Use an existing DeepMath parquet file:

```bash
DEEPMATH_DATASET=../../data/DeepMath-103K/data/train-00000-of-00010.parquet bash run_agentpso_deepmath.sh
```

## 4. Environment Variables

| Variable | Default | Description |
| --- | --- | --- |
| `CONDA_ENV` | empty | If set, the script activates this conda environment. |
| `PYTHON_BIN` | `python3` | Python executable to use. |
| `BACKEND` | `openai` | LLM backend: `openai`, `local-openai`, `anthropic`, or `mock`. |
| `MODEL` | `gpt-5.4-mini` | Model name passed to AgentPSO. |
| `RUN_NAME` | `deepmath_agentpso_train100_val100_test200` | Output run directory name. |
| `OUTPUT_ROOT` | current directory | Root directory for outputs. |
| `DEEPMATH_DATASET` | `../../data/DeepMath-103K/data/train-00000-of-00010.parquet` | DeepMath parquet file path. |
| `INSTALL_REQUIREMENTS` | `1` | If `1`, install `requirements.txt` before running. |
| `DOWNLOAD_DEEPMATH` | `1` | If `1`, download DeepMath if the dataset file is missing. |
| `DEEPMATH_SHARDS` | `0` | Shards to download.

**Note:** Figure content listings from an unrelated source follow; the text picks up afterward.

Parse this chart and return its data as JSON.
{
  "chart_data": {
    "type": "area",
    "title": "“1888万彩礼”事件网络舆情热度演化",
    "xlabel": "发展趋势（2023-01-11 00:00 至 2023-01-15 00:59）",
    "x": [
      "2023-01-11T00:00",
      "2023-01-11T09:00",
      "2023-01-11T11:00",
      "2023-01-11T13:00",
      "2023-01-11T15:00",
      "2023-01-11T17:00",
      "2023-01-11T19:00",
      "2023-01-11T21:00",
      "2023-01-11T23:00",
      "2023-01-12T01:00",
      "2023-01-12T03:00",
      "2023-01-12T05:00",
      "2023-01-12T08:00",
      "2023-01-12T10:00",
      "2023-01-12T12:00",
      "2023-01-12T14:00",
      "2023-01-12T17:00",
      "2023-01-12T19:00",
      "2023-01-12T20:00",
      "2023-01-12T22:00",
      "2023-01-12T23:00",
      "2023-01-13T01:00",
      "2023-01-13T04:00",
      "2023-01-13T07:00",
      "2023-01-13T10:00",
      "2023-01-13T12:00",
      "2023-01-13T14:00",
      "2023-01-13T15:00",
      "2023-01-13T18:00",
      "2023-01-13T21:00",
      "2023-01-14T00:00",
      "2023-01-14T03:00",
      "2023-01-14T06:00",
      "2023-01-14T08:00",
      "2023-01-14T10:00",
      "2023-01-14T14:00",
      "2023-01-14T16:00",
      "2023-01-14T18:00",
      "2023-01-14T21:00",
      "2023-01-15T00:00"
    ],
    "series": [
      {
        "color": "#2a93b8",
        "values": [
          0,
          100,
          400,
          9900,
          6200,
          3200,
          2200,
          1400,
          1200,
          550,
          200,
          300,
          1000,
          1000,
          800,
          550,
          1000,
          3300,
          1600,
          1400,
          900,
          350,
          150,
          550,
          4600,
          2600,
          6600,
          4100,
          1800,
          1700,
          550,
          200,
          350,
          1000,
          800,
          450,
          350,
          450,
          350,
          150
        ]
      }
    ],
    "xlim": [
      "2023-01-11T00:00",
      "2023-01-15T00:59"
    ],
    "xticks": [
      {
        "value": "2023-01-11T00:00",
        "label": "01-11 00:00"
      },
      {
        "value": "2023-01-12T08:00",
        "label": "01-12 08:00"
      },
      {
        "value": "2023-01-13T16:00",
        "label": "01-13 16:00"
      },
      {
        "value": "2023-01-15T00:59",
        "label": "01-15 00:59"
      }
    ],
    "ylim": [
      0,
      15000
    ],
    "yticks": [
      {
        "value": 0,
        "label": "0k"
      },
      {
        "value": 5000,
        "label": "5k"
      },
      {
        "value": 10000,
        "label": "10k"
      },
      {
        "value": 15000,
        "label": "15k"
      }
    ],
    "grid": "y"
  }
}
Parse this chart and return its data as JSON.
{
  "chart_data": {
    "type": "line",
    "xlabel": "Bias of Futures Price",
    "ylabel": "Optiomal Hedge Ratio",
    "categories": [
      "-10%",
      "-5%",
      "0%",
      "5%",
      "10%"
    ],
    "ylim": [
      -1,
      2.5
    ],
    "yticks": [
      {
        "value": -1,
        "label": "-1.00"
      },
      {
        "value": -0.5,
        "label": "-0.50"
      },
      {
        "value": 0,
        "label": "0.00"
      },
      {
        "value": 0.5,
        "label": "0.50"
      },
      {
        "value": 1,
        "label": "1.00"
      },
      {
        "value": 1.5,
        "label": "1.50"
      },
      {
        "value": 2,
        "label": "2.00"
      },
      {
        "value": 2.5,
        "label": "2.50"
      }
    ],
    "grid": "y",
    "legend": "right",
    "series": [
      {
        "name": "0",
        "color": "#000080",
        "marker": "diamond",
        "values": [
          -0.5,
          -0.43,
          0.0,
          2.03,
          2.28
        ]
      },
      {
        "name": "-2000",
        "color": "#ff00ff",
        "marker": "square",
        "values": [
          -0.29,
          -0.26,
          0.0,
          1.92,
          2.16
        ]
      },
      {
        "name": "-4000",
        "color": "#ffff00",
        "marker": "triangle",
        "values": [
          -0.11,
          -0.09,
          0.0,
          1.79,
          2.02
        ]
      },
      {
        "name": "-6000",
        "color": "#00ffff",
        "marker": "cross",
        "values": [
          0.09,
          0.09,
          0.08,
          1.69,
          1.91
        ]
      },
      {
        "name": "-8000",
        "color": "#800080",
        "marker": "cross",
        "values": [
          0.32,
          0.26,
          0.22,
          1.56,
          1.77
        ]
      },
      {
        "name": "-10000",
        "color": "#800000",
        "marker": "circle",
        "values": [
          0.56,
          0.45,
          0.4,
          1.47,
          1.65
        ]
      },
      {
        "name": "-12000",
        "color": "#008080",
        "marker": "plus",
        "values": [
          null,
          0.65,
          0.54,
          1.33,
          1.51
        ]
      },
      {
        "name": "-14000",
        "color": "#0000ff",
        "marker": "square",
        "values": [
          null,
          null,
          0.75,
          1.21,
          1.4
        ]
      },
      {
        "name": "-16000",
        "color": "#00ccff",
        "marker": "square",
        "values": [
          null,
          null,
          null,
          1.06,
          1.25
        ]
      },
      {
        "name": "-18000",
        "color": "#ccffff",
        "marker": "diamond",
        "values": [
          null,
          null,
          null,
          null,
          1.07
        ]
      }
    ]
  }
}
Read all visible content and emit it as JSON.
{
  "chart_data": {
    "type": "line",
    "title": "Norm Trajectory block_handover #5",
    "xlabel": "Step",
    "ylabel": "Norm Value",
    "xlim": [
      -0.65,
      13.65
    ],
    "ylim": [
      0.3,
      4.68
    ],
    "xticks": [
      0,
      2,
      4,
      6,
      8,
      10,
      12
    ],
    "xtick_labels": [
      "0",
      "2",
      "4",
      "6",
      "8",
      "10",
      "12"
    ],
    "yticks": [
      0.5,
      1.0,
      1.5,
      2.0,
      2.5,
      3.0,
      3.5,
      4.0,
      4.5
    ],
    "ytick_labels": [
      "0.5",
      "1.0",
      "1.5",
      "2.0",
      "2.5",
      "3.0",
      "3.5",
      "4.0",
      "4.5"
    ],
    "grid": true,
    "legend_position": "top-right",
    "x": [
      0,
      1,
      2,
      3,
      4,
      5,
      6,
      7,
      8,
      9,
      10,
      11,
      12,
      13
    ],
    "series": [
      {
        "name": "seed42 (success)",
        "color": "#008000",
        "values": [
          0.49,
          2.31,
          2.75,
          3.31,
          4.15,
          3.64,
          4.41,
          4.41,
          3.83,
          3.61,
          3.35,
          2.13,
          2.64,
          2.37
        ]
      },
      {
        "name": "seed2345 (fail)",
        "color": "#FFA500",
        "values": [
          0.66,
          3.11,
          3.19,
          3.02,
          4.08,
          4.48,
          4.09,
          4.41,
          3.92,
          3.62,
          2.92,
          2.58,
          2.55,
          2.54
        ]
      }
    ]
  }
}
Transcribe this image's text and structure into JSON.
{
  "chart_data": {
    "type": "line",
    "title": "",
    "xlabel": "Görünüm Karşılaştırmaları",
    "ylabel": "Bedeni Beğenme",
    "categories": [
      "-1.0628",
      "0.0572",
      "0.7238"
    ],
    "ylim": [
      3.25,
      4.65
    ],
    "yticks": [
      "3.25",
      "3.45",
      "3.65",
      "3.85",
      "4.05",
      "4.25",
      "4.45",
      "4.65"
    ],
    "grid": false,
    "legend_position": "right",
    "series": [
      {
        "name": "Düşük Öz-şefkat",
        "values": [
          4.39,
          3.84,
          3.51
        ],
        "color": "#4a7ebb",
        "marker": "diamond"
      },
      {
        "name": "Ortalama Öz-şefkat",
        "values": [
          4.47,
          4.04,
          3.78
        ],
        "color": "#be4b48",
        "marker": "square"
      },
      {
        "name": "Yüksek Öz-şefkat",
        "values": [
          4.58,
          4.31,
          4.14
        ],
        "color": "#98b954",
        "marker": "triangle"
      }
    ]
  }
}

Examples: `0`, `0,1`, `all`. |
| `TRAIN_POOL_SIZE` | `100` | Number of training examples. |
| `VALIDATION_POOL_SIZE` | `100` | Number of validation examples. |
| `TEST_LIMIT` | `200` | Number of final test examples. |
| `NUM_ITERATIONS` | `10` | Number of AgentPSO training iterations. |
| `TEST_MODE` | `personal_best` | Final test mode: `personal_best` or `adaptive_agentpso`. |
| `OVERWRITE` | `1` | If `1`, overwrite an existing run directory. |

## 5. Output Files

The default output directory is:

```text
./deepmath_agentpso_train100_val100_test200/
```

Important files and folders:

- `config.json`: run configuration
- `global_best.md`: final global-best skill
- `skills/`: per-agent skill history
- `results/train/`: training results
- `results/validation/`: validation results
- `results/test/`: final test results
- `scores/final_test_summary.json`: final test summary
- `launch.log`: full launch log

## 6. Compatibility Script

The old script name is still available:

```bash
bash run_deepmath_train_math_test_gpt54mini.sh
```

It simply forwards to `run_agentpso_deepmath.sh`.